63.   dar zn. 'mannetjesbij'
categorie:
substraatwoord, verkorting
Mnl. die cleyne byen ofte dornen 'de kleine bijen of darren' [1488; MNW dorne]; nnl. darren (mv.) [1853; WNT].
Het Middelnederlandse *drone is via metathese van de -r- tot mnl. dorne, darne geworden. De vorm darnen werd via assimiliatie tot darren, wat ten slotte een nieuw enkelvoud dar heeft opgeleverd. Nog in 1866 bestond het meervoud darns [WNT verzwermen] en in 1890 spreekt een Zuid-Nederlandse bron nog van Mannebie'n (ook darren, darnen of hommels geheeten) [WNT].

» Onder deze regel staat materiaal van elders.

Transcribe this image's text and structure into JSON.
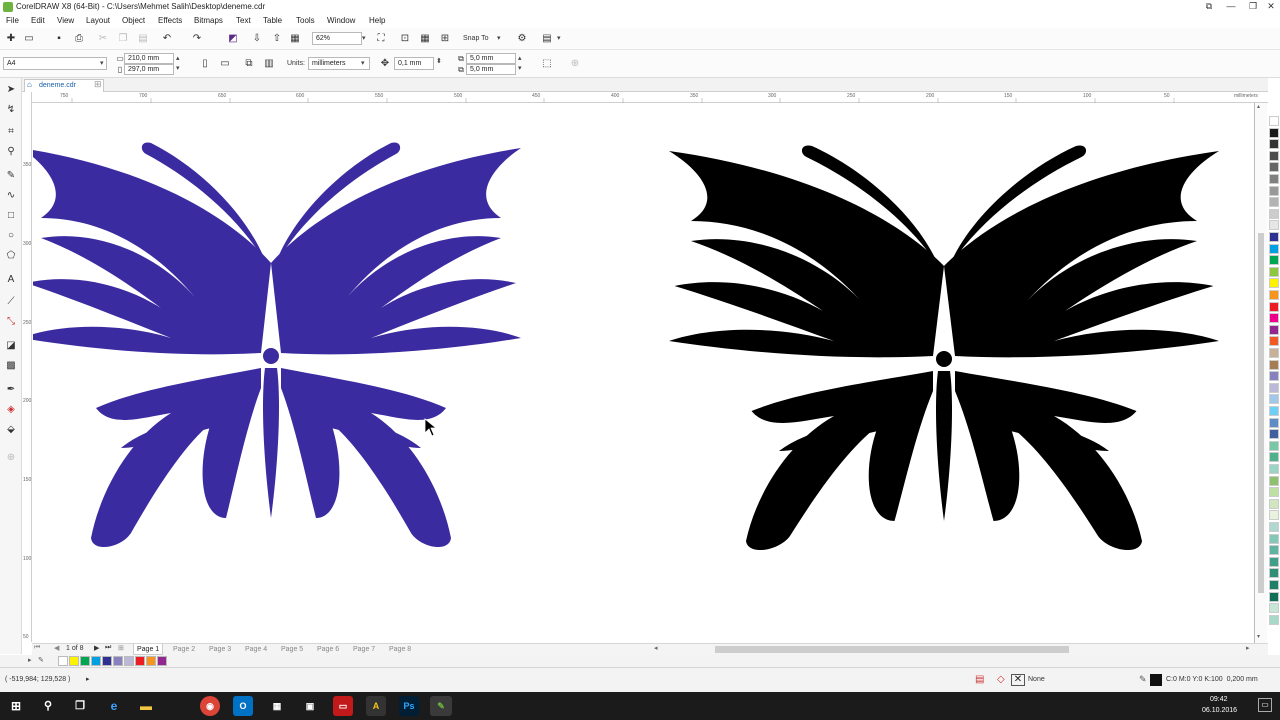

Os. drān, dreno (mnd. dorne, drone, drane, nhd. Drohne); ohd. treno (mhd. trene, tren, nhd. (dial.) Träne); oe. drān, drǣn (ne. drone); ode. drene, nzw. drönare; alle in de betekenissen 'bij, hommel, zoemend insect', afleiding van pgm. *dran-, *dren-, *drun- 'zoemen, dreunen'. De klinker wisselt in de Germaanse talen sterk, maar ontlening over en weer is ook niet uitgesloten.
Verwantschap met Grieks thrṓnax 'dar', ten-thrḗnē 'bij, wesp', an-thrḗnē 'wilde bij' is moeilijk, want dit zijn typisch woorden uit het Griekse substraat, die men dus niet verwacht in Noord-West-Europa. Verdere verwanten zijn niet bekend. Mede gezien de sterke klinkervariatie en het betekenisveld moet daarom ook voor het Germaanse woord een substraatherkomst worden verondersteld.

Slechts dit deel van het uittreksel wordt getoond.